Hiernach ist ein Bewegungsvorgang für die Elektrodynamik die Bewegung einer Elementarladung durch den Raum. Es ist dies ein Vorgang, der noch vollständig in die Theorie ruhender Körper gehört. Denn daß sich ein Quantum Elektrizität bewege, und welche elektromagnetischen Wirkungen dadurch hervorgerufen werden, das vermag die Maxwellsche Theorie ohne weiteres zu behandeln. Solange es sich um geordnete Bewegungen handelt, d. h. die Komplikationen der Wärmelehre nicht mitspielen, ist es im allgemeinen vollständig ausreichend, die Bewegung einer einzigen Elementarladung zu verfolgen. Jedenfalls gehören die Erscheinungen, die auf der Wechselwirkung vieler Atome beruhen, zu denen, die eine genauere Behandlung vorläufig ausschließen.

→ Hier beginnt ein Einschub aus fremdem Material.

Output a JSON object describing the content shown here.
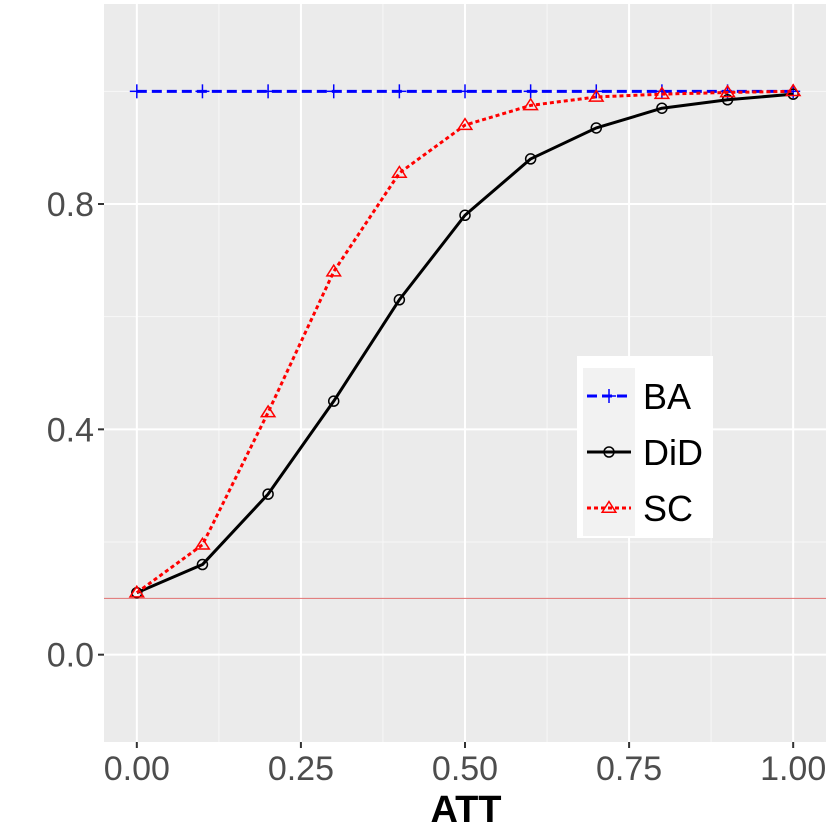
{
  "chart_data": {
    "type": "line",
    "title": "",
    "xlabel": "ATT",
    "ylabel": "",
    "xlim": [
      -0.05,
      1.05
    ],
    "ylim": [
      -0.155,
      1.155
    ],
    "x_ticks": [
      0.0,
      0.25,
      0.5,
      0.75,
      1.0
    ],
    "x_tick_labels": [
      "0.00",
      "0.25",
      "0.50",
      "0.75",
      "1.00"
    ],
    "y_ticks": [
      0.0,
      0.4,
      0.8
    ],
    "y_tick_labels": [
      "0.0",
      "0.4",
      "0.8"
    ],
    "grid": true,
    "legend_position": "right",
    "reference_line": {
      "y": 0.1,
      "color": "#e07070"
    },
    "x": [
      0.0,
      0.1,
      0.2,
      0.3,
      0.4,
      0.5,
      0.6,
      0.7,
      0.8,
      0.9,
      1.0
    ],
    "series": [
      {
        "name": "BA",
        "color": "#0000ff",
        "dash": "dashed",
        "marker": "plus",
        "values": [
          1.0,
          1.0,
          1.0,
          1.0,
          1.0,
          1.0,
          1.0,
          1.0,
          1.0,
          1.0,
          1.0
        ]
      },
      {
        "name": "DiD",
        "color": "#000000",
        "dash": "solid",
        "marker": "circle",
        "values": [
          0.11,
          0.16,
          0.285,
          0.45,
          0.63,
          0.78,
          0.88,
          0.935,
          0.97,
          0.985,
          0.995
        ]
      },
      {
        "name": "SC",
        "color": "#ff0000",
        "dash": "dotted",
        "marker": "triangle",
        "values": [
          0.11,
          0.195,
          0.43,
          0.68,
          0.855,
          0.94,
          0.975,
          0.99,
          0.995,
          0.998,
          1.0
        ]
      }
    ]
  }
}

Aus diesem Grunde ist auch das allgemeine Integral, das Lorentz[1] als Lösung seiner Gleichungen für die Wirkung der Bewegung beliebig vieler Atome benutzt, zwar für prinzipielle Untersuchungen von großem Werte, für die Behandlung des Problems der Bewegung eines einzelnen Elementarquantums, eines „Elektrons" weniger geeignet, weil es für diesen Spezialfall zu kompliziert ist. Infolgedessen ist auch die Theorie bewegter Elektronen über den bereits von Heaviside erledigten Fall, der Bewegung mit konstanter Geschwindigkeit, nicht erheblich hinausgekommen. Von Wichtigkeit ist die zuerst eben falls von Lorentz eingeführte, dann von Abraham[2] auf Grund der Poincaréschen[3] „elektromagnetischen Bewegungsgröße" abgeleiteten Unterscheidung zwischen „longitudinaler" und „transversaler" Masse, deren quantitative Messung indessen auf Anwendung der Maxwellschen ponderomotorischen Wirkungen und demnach auf einer sehr wahrscheinlichen, aber nicht ganz hypothesenfreien Grundlage beruht.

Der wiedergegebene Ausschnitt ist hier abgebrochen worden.